The Initial Model for Latent Metastasis
Researchers hypothesized that because the latent cancer cells did not divide, they were able to avoid detection from natural killer cells that patrol the body. Natural killer cells look for things outside the ordinary, such as the molecules created by cancer cells dividing. If the cells do not divide, then natural killer cells will ignore them.
Furthermore, chemotherapies target dividing cells, so the non-dividing latent cells are not affected by these treatments. These two facts can help explain how a few cells survive in the body. Over time, these cells can develop other mutations that may also help them escape immune patrol and create new tumors in the future.

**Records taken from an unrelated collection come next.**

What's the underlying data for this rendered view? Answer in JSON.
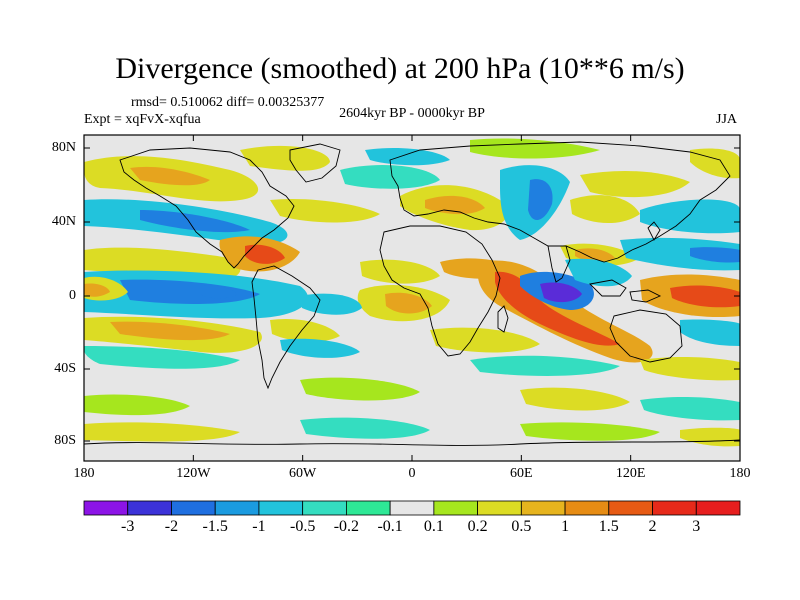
{
  "title": "Divergence (smoothed) at 200 hPa (10**6 m/s)",
  "stats_text": "rmsd= 0.510062 diff= 0.00325377",
  "period_text": "2604kyr BP - 0000kyr BP",
  "expt_text": "Expt = xqFvX-xqfua",
  "season_text": "JJA",
  "lon_ticks": [
    "180",
    "120W",
    "60W",
    "0",
    "60E",
    "120E",
    "180"
  ],
  "lat_ticks": [
    "80N",
    "40N",
    "0",
    "40S",
    "80S"
  ],
  "colorbar": {
    "labels": [
      "-3",
      "-2",
      "-1.5",
      "-1",
      "-0.5",
      "-0.2",
      "-0.1",
      "0.1",
      "0.2",
      "0.5",
      "1",
      "1.5",
      "2",
      "3"
    ],
    "colors": [
      "#8c14e6",
      "#3c32d8",
      "#1f6fe0",
      "#1b9be0",
      "#22c3dc",
      "#34ddc0",
      "#2ee896",
      "#e6e6e6",
      "#a6e61e",
      "#dcdc24",
      "#e6b41e",
      "#e68c14",
      "#e65a14",
      "#e62a1a",
      "#e61e1e"
    ]
  },
  "field_palette": {
    "neg_strong": "#5a2cd8",
    "neg_mid": "#1f7fe0",
    "neg_weak": "#22c3dc",
    "neg_faint": "#34ddc0",
    "pos_faint": "#a6e61e",
    "pos_weak": "#dcdc24",
    "pos_mid": "#e6a41e",
    "pos_strong": "#e64a18",
    "neutral": "#e6e6e6"
  }
}
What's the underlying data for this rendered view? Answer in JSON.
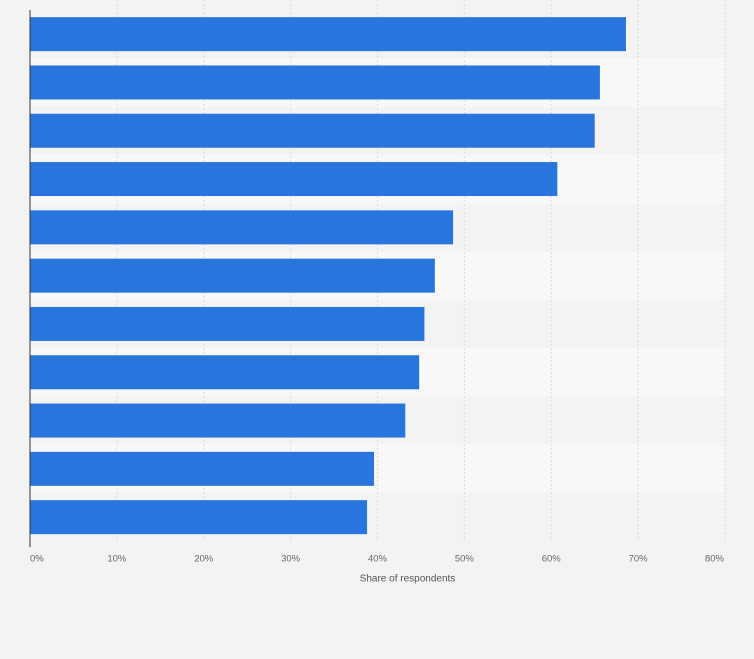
{
  "chart_data": {
    "type": "bar",
    "orientation": "horizontal",
    "categories": [
      "",
      "",
      "",
      "",
      "",
      "",
      "",
      "",
      "",
      "",
      ""
    ],
    "values": [
      68.6,
      65.6,
      65.0,
      60.7,
      48.7,
      46.6,
      45.4,
      44.8,
      43.2,
      39.6,
      38.8
    ],
    "value_unit": "%",
    "xlabel": "Share of respondents",
    "xlim": [
      0,
      80
    ],
    "xticks": [
      0,
      10,
      20,
      30,
      40,
      50,
      60,
      70,
      80
    ],
    "xtick_labels": [
      "0%",
      "10%",
      "20%",
      "30%",
      "40%",
      "50%",
      "60%",
      "70%",
      "80%"
    ],
    "grid": true,
    "bar_color": "#2876dd",
    "band_colors": [
      "#f3f3f4",
      "#f8f8f9"
    ]
  }
}
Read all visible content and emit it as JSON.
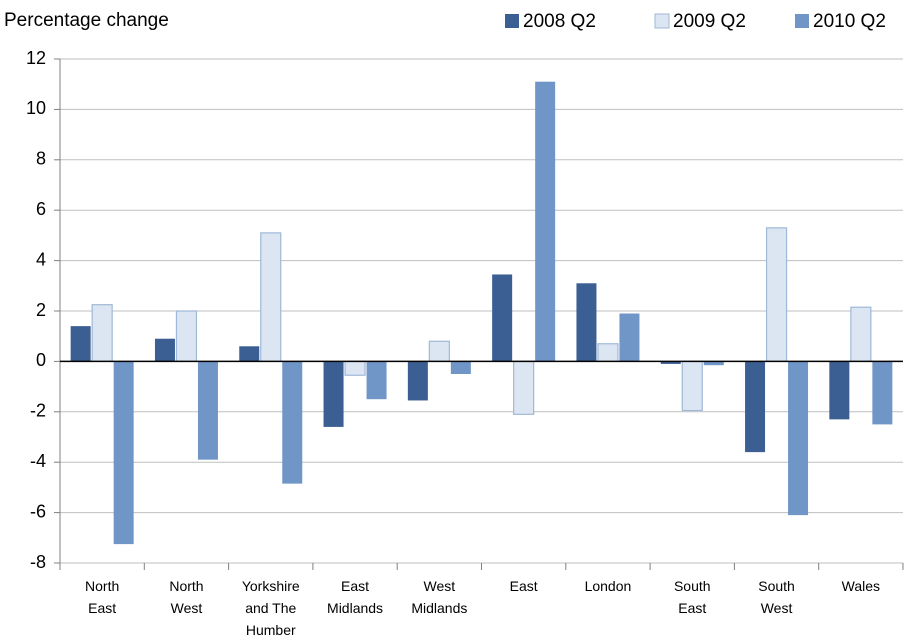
{
  "chart_data": {
    "type": "bar",
    "title": "Percentage change",
    "categories": [
      "North East",
      "North West",
      "Yorkshire and The Humber",
      "East Midlands",
      "West Midlands",
      "East",
      "London",
      "South East",
      "South West",
      "Wales"
    ],
    "series": [
      {
        "name": "2008 Q2",
        "color": "#3b5f93",
        "values": [
          1.4,
          0.9,
          0.6,
          -2.6,
          -1.55,
          3.45,
          3.1,
          -0.1,
          -3.6,
          -2.3
        ]
      },
      {
        "name": "2009 Q2",
        "color": "#dce6f2",
        "edgecolor": "#9fb8d8",
        "values": [
          2.25,
          2.0,
          5.1,
          -0.55,
          0.8,
          -2.1,
          0.7,
          -1.95,
          5.3,
          2.15
        ]
      },
      {
        "name": "2010 Q2",
        "color": "#7096c8",
        "values": [
          -7.25,
          -3.9,
          -4.85,
          -1.5,
          -0.5,
          11.1,
          1.9,
          -0.15,
          -6.1,
          -2.5
        ]
      }
    ],
    "ylim": [
      -8,
      12
    ],
    "yticks": [
      -8,
      -6,
      -4,
      -2,
      0,
      2,
      4,
      6,
      8,
      10,
      12
    ],
    "grid": true,
    "legend": "top-right"
  }
}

Importantly, the model developed by the Memorial Sloan Kettering team points to some potential treatment options to prevent the formation of latent tumors. One effective strategy would involve inducing latent cells to produce the molecules that natural killer cells look for, so that they can no longer avoid the normal immune response. Currently, the team that created this model is collaborating with immunologists to further study the cells and identify ways of forcing such expression. The team hopes that new therapies could be available for commercial use within a decade.
Such treatments could have a major impact on cancer treatment by reducing the chance of recurrence.